Around 200 people from a number of business and agricultural sectors, plus local government representatives, watched as federal Resources Minister, Matt Canavan, and state Energy Minister, Mark Bailey, tried to score points from each other at the inaugural summit.
Mr Canavan called for an end to the experimentation of energy policy on Australians, saying the population was being treated like “lab rats”, but Mr Bailey shot back that energy changes weren’t an experiment but a global phenomenon.
And it went on:
- Mr Canavan – “The states presided over a doubling of electricity prices”; Mr Bailey – “The Palaszczuk government has taken measures to shield people from excess price spikes”, or:
- Mr Canavan – “In moving to an emissions economy, we have to make sure we don’t move to a poor economy”; Mr Bailey – “Massive change is happening and we’ll imperil jobs by being stuck in the past”.
It was a clash that was almost expected, with the South West Regional Economic Development chairman, Lindsay Godfrey, putting out a media release in the lead-up to the summit, calling for energy solutions to be above politics, and to look at the energy crisis not as a case of coal versus renewables, but in terms of fixing the national energy market infrastructure and policy frameworks.
“State governments need to get over their state loyalties and look at the national vision for power projects across the country,” he said.
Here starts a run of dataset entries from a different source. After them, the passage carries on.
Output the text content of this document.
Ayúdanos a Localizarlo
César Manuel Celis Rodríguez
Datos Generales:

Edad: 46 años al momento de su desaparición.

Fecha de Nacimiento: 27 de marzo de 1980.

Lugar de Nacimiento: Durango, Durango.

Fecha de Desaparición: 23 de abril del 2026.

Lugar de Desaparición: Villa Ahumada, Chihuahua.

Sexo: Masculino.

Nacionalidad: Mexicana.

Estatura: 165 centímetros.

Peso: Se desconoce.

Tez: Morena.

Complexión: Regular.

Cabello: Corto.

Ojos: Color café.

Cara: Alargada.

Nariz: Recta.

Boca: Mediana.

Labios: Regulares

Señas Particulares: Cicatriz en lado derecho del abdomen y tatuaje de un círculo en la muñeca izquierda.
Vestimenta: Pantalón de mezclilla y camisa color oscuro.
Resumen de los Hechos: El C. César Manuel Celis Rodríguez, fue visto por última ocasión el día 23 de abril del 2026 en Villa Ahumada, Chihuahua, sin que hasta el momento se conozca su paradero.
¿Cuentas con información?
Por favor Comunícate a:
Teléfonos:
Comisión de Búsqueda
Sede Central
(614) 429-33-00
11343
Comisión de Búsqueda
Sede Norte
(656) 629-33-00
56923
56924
Taking place in advance of the COAG energy council meeting in Brisbane on Friday, the exchange left summit participants dismayed and fearing for future investment.
The summit was touted as an opportunity to explore solutions, from a region that had showed leadership in energy development to the rest of Australia, but as development consultant firm icubed principal, Nick Canto, said, “flip-flopping on policy is making it incredibly hard for industry”.
“The lack of consistency between states, and the fighting between state and federal governments, has to stop if we want a stable reliable energy source,” he said.
He was backed up by Australia Pacific LNG’s CEO, Warwick King, who said international people had choices of where to invest, and there was now a seed of doubt in their minds about Australia.
“This is not good for business,” he said.
AgForce president, Grant Maudsley agreed, saying the summit had made it clear that policy uncertainty was a key driver of misinformation and had contributed to a lack of planning certainty in the energy space.
He was preparing to attend the COAG stakeholders meeting in Brisbane on Thursday night, where he was going to push for cooperation on energy targets the mix needed to achieve that.
“Farmers are high adopters of renewables,” he said. “A mix is necessary to manage power requirements, and ultimately electricity consumers will decide which to use, based on the need to reduce costs of inputs.”
According to environmental scientist, Lisa France, industry would race ahead while governments squabbled over who’s doing it right.
“Fossil fuel versus cost is a dilemma that’s been around for ages.
“The solution doesn’t involve business as usual.
“This region has got a great opportunity to show the way forward.”
TSBE chairman Shane Charles said his organisation would talk about what pressure they could bring to a situation where ministers were nearly diametrically opposed.
“I don’t think they get our concern just yet,” he said.